The informational complexity of complex treatments for diseases like Alzheimer’s disease. Items in complex treatments may interact. In treatment-resistant dementia it is vital for the first therapies to be as informationally simple as possible. This same reasoning can be applied equally to drug cocktails and multi-domain lifestyle interventions
When simple treatments get combined, they become a complex intervention ensemble, whose elements may interact. This is what Salloway et al. [13] cite as “additive or synergistic effects” (p. 2, ibid). There are famous instances of useful combination therapies like antiretroviral therapy (ART) in HIV. But these work so well because they were essentially improvements on therapies acting at already-validated targets, offering multi-pronged attacks on different aspects of the same virus [16]. This is not the case for dementia research since even the most hopeful target (Aβ) may not deliver on its promise and most other targets are very diverse and not specific to AD [7]. Just as drug interactions in the elderly are a major cause for concern, interactions between aspects of lifestyle intervention for the purpose of building and validating clinically meaningful treatments should be studied further. This is because risk factors may themselves be part of dementia, offer little direct therapeutic value, and also interact [17]. We are concerned that for a disease with no currently-validated therapeutic targets, combining treatments may lead to interactions that may be more numerous and clinically significant than individual target engagement itself (Table 1).

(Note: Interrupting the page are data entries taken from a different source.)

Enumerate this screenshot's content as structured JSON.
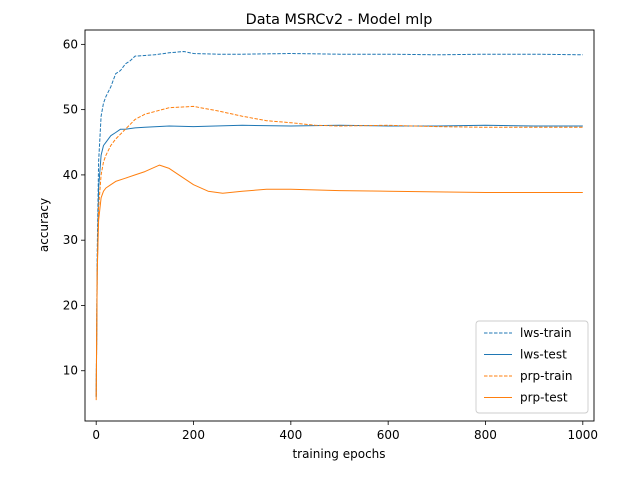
{
  "chart_data": {
    "type": "line",
    "title": "Data MSRCv2 - Model mlp",
    "xlabel": "training epochs",
    "ylabel": "accuracy",
    "xlim": [
      -23,
      1023
    ],
    "ylim": [
      2.3,
      62.2
    ],
    "xticks": [
      0,
      200,
      400,
      600,
      800,
      1000
    ],
    "yticks": [
      10,
      20,
      30,
      40,
      50,
      60
    ],
    "grid": false,
    "legend_position": "lower-right",
    "colors": {
      "lws": "#1f77b4",
      "prp": "#ff7f0e"
    },
    "series": [
      {
        "name": "lws-train",
        "color": "#1f77b4",
        "dashed": true,
        "x": [
          0,
          2,
          5,
          10,
          15,
          20,
          30,
          40,
          50,
          60,
          70,
          80,
          100,
          120,
          150,
          180,
          200,
          250,
          300,
          400,
          500,
          600,
          700,
          800,
          900,
          1000
        ],
        "y": [
          6,
          28,
          42,
          49,
          51,
          52,
          53.5,
          55.5,
          56,
          57,
          57.5,
          58.2,
          58.3,
          58.4,
          58.7,
          58.9,
          58.6,
          58.5,
          58.5,
          58.6,
          58.5,
          58.5,
          58.4,
          58.5,
          58.5,
          58.4
        ]
      },
      {
        "name": "lws-test",
        "color": "#1f77b4",
        "dashed": false,
        "x": [
          0,
          2,
          5,
          10,
          15,
          20,
          30,
          40,
          50,
          60,
          80,
          100,
          150,
          200,
          300,
          400,
          500,
          600,
          700,
          800,
          900,
          1000
        ],
        "y": [
          6,
          25,
          38,
          43,
          44.5,
          45,
          46,
          46.5,
          47,
          47,
          47.2,
          47.3,
          47.5,
          47.4,
          47.6,
          47.5,
          47.6,
          47.5,
          47.5,
          47.6,
          47.5,
          47.5
        ]
      },
      {
        "name": "prp-train",
        "color": "#ff7f0e",
        "dashed": true,
        "x": [
          0,
          2,
          5,
          10,
          15,
          20,
          30,
          40,
          60,
          80,
          100,
          150,
          200,
          250,
          300,
          350,
          400,
          450,
          500,
          600,
          700,
          800,
          900,
          1000
        ],
        "y": [
          5.5,
          25,
          35,
          40,
          42,
          43,
          44.5,
          45.5,
          47,
          48.5,
          49.3,
          50.3,
          50.5,
          49.8,
          49,
          48.3,
          48,
          47.6,
          47.5,
          47.6,
          47.4,
          47.3,
          47.3,
          47.3
        ]
      },
      {
        "name": "prp-test",
        "color": "#ff7f0e",
        "dashed": false,
        "x": [
          0,
          2,
          5,
          10,
          15,
          20,
          30,
          40,
          60,
          80,
          100,
          130,
          150,
          170,
          200,
          230,
          260,
          300,
          350,
          400,
          500,
          600,
          700,
          800,
          900,
          1000
        ],
        "y": [
          6,
          25,
          33,
          36.5,
          37.5,
          38,
          38.5,
          39,
          39.5,
          40,
          40.5,
          41.5,
          41,
          40,
          38.5,
          37.5,
          37.2,
          37.5,
          37.8,
          37.8,
          37.6,
          37.5,
          37.4,
          37.3,
          37.3,
          37.3
        ]
      }
    ]
  }
}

This would make interpreting the origin of treatment effects very difficult, with serious issues for generalizability for a disease with millions of sufferers waiting for a treatment.
For a disease with different stages, stakeholders, and outcome measures, providing a meaningful disease-altering benefit is a tall order. We argue to keep the tests of treatments simple, but also to distinguish research into treatments (building and validating them) from health policy, which should be wide-reaching to maximize its impact. New platform trial methodology should accelerate trials with simple drug treatments [18]. Conversely, policymakers must act on the best evidence available to them to promote health despite uncertainty and revise their decisions with new evidence. This involves encouraging wide-reaching action against risk factors, while being careful to respect individual autonomy and avoid stigmatizing language of the sick [19]. On the treatment side, we must keep the stringent requirements of validation for full authorization and registration to avoid the propagation of unvalidated treatments for dementia [15]. By keeping these activities separate, policymakers can act now while researchers make meaningful victories.